I’ve been building my own retro style, home-brew computer system entirely within Godot, using only GDScript. Named Viro, it is completely programable with an in-built assembly language like instructions set, compiler, file system and runtime engine. It’s still in the Beta stage but fully working, and fast. I hope to release working builds after Godot 4.3 hits.
I’ve been uploading regular dev logs to YouTube and the current system manual is available on Github.
I’ve added a whole heap of updates this week, including text scrolling, fileIO, some new compiler directives and many many changes under the hood. As usual I’ve uploaded the system manual and source code for the font editor to Github.
It’s feeling more and more like a real retro computer every week.
As many of you have seen here i’ve been building a retro style home-brew computer system entirely within Godot. It has its own internal assembly style language, compiler and runtime engine and is fully functional and fast.
I mainly built it because I have a love of retro systems, assembly language and I wanted a sandboxed environment I could just play in without any danger of toasting my own system. My first real IT job was writing assembly language compilers.
I was wondering if I could turn this into a learning style game of sorts, where you’re presented with a basic code template and you have to fill in the blanks to get the required result.
Each template in turn would present increasingly difficult problems.
There is still a lot I want to add to Viro (Virtually Retro) but I was wondering if this concept would be of interest to anyone?

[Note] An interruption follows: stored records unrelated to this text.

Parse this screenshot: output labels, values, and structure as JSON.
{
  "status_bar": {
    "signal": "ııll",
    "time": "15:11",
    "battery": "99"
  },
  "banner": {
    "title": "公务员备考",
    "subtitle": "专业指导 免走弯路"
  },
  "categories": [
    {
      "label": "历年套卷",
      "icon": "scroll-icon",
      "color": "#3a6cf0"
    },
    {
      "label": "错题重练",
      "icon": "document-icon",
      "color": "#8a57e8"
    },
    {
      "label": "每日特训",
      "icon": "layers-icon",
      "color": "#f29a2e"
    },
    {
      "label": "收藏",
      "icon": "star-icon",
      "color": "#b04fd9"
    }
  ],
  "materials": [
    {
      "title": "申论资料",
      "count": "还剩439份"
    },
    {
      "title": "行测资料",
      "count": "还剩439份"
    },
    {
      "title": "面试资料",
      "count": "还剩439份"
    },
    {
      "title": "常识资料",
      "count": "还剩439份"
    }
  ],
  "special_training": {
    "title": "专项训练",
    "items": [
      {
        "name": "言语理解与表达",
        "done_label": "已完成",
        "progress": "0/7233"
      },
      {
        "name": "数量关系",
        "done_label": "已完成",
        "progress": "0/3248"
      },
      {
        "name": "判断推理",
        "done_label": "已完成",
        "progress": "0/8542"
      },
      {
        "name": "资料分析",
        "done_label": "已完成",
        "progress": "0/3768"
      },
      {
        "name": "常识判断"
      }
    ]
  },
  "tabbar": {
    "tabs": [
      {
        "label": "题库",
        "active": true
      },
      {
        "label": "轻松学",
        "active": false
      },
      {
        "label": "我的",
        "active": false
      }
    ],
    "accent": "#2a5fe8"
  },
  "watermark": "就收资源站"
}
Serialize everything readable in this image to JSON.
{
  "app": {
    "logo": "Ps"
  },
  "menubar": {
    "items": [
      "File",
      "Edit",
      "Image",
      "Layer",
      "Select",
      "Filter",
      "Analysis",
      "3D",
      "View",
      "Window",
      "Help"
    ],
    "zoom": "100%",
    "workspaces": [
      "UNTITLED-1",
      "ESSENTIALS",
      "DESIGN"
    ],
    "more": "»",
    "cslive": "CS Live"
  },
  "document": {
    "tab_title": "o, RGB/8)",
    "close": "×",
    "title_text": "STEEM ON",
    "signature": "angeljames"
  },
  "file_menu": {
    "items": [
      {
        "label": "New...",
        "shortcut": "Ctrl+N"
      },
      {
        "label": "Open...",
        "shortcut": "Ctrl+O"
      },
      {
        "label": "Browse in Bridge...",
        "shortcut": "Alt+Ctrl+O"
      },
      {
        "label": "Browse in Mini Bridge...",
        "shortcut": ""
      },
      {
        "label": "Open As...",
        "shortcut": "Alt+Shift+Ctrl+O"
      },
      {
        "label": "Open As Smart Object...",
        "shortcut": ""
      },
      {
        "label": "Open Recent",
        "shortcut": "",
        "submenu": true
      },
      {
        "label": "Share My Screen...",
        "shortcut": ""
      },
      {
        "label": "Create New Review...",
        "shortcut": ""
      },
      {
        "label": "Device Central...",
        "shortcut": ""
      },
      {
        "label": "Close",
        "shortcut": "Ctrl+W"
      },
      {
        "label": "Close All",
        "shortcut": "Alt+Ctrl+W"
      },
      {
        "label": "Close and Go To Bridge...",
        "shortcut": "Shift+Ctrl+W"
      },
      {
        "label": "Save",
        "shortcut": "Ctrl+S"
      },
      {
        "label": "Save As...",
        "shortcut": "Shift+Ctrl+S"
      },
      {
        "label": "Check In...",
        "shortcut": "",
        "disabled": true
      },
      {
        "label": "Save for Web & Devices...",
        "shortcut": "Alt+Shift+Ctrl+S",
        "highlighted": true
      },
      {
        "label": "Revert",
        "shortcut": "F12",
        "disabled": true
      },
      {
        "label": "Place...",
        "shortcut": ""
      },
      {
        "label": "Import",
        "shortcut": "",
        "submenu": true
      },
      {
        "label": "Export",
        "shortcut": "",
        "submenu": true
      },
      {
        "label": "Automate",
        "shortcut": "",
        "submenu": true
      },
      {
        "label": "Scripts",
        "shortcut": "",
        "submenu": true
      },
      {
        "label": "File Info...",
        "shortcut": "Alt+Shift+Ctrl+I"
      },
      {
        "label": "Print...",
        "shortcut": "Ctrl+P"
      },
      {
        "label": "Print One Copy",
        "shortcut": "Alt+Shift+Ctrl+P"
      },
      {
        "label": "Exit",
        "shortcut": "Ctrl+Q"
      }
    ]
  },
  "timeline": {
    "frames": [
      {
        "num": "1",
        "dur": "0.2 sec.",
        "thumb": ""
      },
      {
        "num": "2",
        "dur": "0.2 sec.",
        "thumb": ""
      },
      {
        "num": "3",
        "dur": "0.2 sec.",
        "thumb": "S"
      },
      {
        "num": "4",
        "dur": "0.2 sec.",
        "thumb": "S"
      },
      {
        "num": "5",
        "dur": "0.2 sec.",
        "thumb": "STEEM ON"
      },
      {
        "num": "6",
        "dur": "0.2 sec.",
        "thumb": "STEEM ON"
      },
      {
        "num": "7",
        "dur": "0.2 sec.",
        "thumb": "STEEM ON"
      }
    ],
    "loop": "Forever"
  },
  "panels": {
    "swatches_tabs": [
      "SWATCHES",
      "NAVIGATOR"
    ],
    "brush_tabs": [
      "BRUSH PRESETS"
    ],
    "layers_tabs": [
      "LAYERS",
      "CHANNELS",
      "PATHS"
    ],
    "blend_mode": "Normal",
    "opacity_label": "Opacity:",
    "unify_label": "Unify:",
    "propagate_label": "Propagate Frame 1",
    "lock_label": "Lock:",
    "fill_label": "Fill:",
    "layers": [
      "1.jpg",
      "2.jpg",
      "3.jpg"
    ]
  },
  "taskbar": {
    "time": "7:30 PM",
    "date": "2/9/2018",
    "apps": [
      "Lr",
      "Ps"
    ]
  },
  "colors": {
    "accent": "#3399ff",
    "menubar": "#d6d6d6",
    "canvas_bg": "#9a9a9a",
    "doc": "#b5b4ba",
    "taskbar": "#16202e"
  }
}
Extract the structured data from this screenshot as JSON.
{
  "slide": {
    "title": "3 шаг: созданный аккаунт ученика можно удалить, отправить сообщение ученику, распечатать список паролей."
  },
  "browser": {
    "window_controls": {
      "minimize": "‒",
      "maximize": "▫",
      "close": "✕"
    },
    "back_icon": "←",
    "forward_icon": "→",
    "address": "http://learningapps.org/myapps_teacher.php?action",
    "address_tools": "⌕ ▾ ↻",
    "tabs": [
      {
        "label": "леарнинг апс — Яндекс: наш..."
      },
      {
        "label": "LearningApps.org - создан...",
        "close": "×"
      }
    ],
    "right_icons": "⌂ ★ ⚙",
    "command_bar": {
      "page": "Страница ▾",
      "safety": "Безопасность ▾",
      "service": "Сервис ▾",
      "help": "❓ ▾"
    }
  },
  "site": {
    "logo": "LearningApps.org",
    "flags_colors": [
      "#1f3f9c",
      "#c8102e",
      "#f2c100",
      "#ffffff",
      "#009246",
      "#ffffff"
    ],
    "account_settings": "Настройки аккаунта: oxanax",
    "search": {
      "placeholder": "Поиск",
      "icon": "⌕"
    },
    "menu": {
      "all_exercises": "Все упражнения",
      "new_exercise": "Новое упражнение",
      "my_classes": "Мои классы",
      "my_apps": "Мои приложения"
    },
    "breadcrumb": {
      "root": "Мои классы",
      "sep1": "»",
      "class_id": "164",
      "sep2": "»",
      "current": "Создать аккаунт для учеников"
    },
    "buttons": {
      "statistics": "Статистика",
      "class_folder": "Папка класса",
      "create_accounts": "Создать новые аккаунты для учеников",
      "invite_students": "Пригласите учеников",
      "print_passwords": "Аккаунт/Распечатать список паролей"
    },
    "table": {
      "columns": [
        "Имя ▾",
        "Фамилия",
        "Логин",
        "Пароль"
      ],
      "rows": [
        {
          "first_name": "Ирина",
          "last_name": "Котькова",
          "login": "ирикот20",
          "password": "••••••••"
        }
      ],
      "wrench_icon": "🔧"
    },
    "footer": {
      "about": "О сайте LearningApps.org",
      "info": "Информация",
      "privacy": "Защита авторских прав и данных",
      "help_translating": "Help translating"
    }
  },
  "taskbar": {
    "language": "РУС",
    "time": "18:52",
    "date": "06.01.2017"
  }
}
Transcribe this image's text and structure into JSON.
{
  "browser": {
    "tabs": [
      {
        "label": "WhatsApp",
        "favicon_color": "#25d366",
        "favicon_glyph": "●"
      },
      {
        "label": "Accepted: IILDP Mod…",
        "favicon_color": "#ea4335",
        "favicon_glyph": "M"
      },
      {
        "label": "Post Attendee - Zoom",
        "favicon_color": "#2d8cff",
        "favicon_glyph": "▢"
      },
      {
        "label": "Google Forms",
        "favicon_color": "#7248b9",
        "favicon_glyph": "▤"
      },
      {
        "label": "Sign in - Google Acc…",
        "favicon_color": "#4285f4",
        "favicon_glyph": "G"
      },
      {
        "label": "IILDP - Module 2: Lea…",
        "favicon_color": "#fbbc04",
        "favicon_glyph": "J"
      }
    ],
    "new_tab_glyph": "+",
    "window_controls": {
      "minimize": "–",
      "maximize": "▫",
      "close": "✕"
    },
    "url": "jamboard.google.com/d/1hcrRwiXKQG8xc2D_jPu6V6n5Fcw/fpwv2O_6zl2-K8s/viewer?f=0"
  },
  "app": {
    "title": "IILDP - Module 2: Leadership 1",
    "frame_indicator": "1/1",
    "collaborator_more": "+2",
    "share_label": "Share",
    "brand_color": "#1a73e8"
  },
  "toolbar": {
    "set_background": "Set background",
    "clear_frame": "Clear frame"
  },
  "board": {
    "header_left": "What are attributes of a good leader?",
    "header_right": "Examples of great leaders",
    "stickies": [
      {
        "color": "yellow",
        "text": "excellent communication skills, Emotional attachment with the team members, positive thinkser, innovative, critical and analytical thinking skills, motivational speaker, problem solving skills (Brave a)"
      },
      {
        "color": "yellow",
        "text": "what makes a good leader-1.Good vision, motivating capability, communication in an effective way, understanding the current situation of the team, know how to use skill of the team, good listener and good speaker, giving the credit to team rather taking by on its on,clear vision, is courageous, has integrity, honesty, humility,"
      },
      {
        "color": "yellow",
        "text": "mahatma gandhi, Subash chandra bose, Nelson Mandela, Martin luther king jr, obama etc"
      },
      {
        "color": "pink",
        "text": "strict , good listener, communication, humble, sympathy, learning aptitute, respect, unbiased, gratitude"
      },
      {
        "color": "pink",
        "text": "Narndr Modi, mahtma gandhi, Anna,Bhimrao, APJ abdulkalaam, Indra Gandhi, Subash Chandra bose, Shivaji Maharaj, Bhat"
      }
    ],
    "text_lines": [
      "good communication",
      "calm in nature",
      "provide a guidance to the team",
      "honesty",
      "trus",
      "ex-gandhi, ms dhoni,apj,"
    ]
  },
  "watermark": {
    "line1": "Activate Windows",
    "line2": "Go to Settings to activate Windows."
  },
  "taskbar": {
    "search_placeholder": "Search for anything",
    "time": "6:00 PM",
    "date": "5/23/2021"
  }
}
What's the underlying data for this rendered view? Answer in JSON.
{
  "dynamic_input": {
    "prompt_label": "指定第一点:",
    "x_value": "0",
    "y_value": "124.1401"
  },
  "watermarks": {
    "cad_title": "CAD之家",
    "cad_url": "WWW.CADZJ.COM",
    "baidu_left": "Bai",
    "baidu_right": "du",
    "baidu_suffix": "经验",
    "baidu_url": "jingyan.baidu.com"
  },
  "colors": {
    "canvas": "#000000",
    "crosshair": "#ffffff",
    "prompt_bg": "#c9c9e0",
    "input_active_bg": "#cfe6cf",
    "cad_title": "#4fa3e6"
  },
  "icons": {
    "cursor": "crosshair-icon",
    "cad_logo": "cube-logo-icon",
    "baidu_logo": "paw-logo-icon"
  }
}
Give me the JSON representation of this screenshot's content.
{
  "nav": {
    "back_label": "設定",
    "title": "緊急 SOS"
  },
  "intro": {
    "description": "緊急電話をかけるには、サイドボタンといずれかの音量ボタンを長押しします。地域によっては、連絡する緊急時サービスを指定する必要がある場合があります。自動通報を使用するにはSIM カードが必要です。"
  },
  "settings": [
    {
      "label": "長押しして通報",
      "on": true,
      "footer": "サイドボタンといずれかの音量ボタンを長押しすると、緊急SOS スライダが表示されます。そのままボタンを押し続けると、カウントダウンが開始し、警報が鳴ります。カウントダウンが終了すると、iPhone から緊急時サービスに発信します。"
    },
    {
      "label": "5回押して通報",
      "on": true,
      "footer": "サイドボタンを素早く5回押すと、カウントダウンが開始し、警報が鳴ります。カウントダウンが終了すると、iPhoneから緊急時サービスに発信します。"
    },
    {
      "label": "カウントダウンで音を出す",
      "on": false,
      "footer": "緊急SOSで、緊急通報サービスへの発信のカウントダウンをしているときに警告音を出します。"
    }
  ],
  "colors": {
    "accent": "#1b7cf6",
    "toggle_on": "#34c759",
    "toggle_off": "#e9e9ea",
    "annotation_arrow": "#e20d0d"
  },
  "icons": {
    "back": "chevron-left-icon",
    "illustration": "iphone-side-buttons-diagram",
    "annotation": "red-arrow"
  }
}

I think there’s a niche out there for the kind of experience you’re describing. There are some games like that on Steam. I spent a few hours playing this one a few years back …
I’ve made the first beta release of Viro to my GitHub page. I’m only using Godot’s ad-hoc certificate at that this point so on Mac you’d need to right-click and choose open the first time.
I have downloaded and tested the Mac OS build and that works fine, I don’t have a Window or Linux box to test those.
Downloading the source zip will also give you a heap of test assembly programs and the system manual as well.
It’ll take a moment to run the first time as the shader / Vulkan caches need to be compiled.